Our team’s expertise and dedication enabled us to recover the data from this challenging ransomware attack successfully. This case study highlights the importance of advanced data recovery techniques and the value of reliable data recovery services for educational institutions that rely heavily on digital data.
Additionally, it underscores the need for continuous investment in cybersecurity infrastructure to prevent such incidents in the future. Educational institutions should implement strong security measures, such as regular backups, vulnerability assessments, and employee training on cybersecurity best practices. By taking a proactive approach to cybersecurity, organizations can minimize the risk of ransomware attacks and the potential loss of valuable data.
Frequently Asked Questions
What is a ransomware attack?
Ransomware attacks employ malicious software to block access to data and demand payment for its restoration. These attacks begin through phishing emails, malicious websites, or exploiting system vulnerabilities and aim to extort money from victims by threatening to delete or publish their data.
How does a ransomware attack affect data?

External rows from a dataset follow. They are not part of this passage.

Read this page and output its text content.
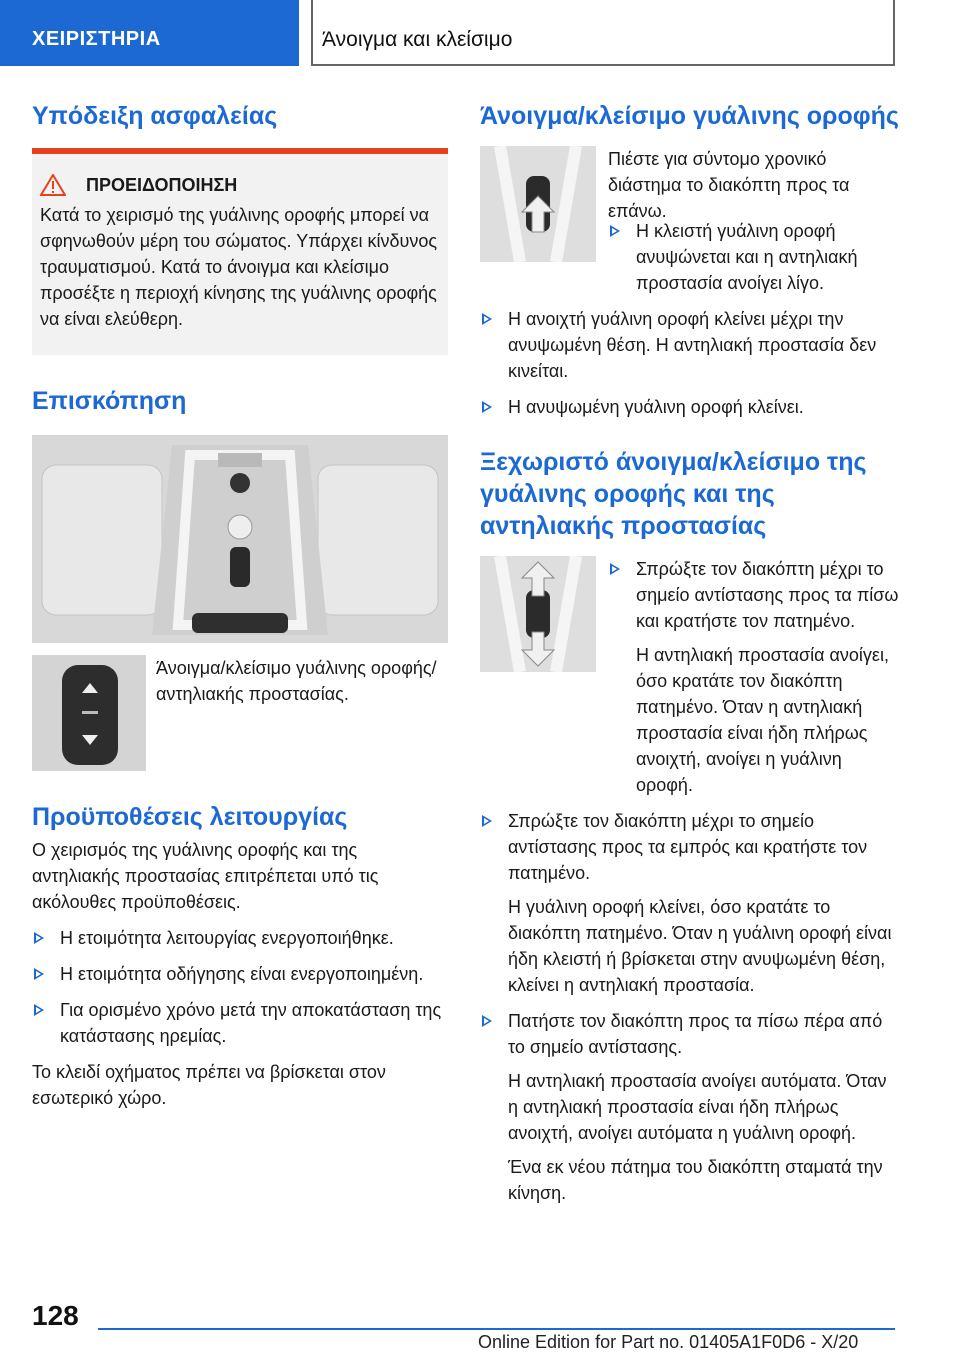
ΧΕΙΡΙΣΤΗΡΙΑ	Άνοιγμα και κλείσιμο
Υπόδειξη ασφαλείας
ΠΡΟΕΙΔΟΠΟΙΗΣΗ

Κατά το χειρισμό της γυάλινης οροφής μπορεί να σφηνωθούν μέρη του σώματος. Υπάρχει κίνδυνος τραυματισμού. Κατά το άνοιγμα και κλείσιμο προσέξτε η περιοχή κίνησης της γυάλινης οροφής να είναι ελεύθερη.

Επισκόπηση

Άνοιγμα/κλείσιμο γυάλινης οροφής/αντηλιακής προστασίας.

Προϋποθέσεις λειτουργίας

Ο χειρισμός της γυάλινης οροφής και της αντηλιακής προστασίας επιτρέπεται υπό τις ακόλουθες προϋποθέσεις.

Η ετοιμότητα λειτουργίας ενεργοποιήθηκε.
Η ετοιμότητα οδήγησης είναι ενεργοποιημένη.
Για ορισμένο χρόνο μετά την αποκατάσταση της κατάστασης ηρεμίας.

Το κλειδί οχήματος πρέπει να βρίσκεται στον εσωτερικό χώρο.

Άνοιγμα/κλείσιμο γυάλινης οροφής

Πιέστε για σύντομο χρονικό διάστημα το διακόπτη προς τα επάνω.

Η κλειστή γυάλινη οροφή ανυψώνεται και η αντηλιακή προστασία ανοίγει λίγο.
Η ανοιχτή γυάλινη οροφή κλείνει μέχρι την ανυψωμένη θέση. Η αντηλιακή προστασία δεν κινείται.
Η ανυψωμένη γυάλινη οροφή κλείνει.
Ξεχωριστό άνοιγμα/κλείσιμο της γυάλινης οροφής και της αντηλιακής προστασίας
Σπρώξτε τον διακόπτη μέχρι το σημείο αντίστασης προς τα πίσω και κρατήστε τον πατημένο.

Η αντηλιακή προστασία ανοίγει, όσο κρατάτε τον διακόπτη πατημένο. Όταν η αντηλιακή προστασία είναι ήδη πλήρως ανοιχτή, ανοίγει η γυάλινη οροφή.

Σπρώξτε τον διακόπτη μέχρι το σημείο αντίστασης προς τα εμπρός και κρατήστε τον πατημένο.

Η γυάλινη οροφή κλείνει, όσο κρατάτε το διακόπτη πατημένο. Όταν η γυάλινη οροφή είναι ήδη κλειστή ή βρίσκεται στην ανυψωμένη θέση, κλείνει η αντηλιακή προστασία.

Πατήστε τον διακόπτη προς τα πίσω πέρα από το σημείο αντίστασης.

Η αντηλιακή προστασία ανοίγει αυτόματα. Όταν η αντηλιακή προστασία είναι ήδη πλήρως ανοιχτή, ανοίγει αυτόματα η γυάλινη οροφή.

Ένα εκ νέου πάτημα του διακόπτη σταματά την κίνηση.

128
Online Edition for Part no. 01405A1F0D6 - X/20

Ransomware attacks can block access to data, causing information loss, business disruption, and financial losses. Attackers may also steal sensitive data and cause reputational damage.
Is it possible to recover data from a ransomware attack?
Ransomware attacks can be mitigated by having backups. Recovery of encrypted data is possible with decryption keys, but paying the ransom is not a guarantee. Professional services may help retrieve data.
Can all types of data be recovered after a ransomware attack?
Ransomware attacks can be devastating, and data may not always be recoverable. To reduce the effects of a possible attack, it is recommended that important data be backed up regularly.
How can organizations protect themselves from ransomware attacks?
To protect against ransomware attacks, organizations should back up data regularly, update security software, train employees on cybersecurity, assess system vulnerabilities, have a response plan, and invest in robust cybersecurity infrastructure.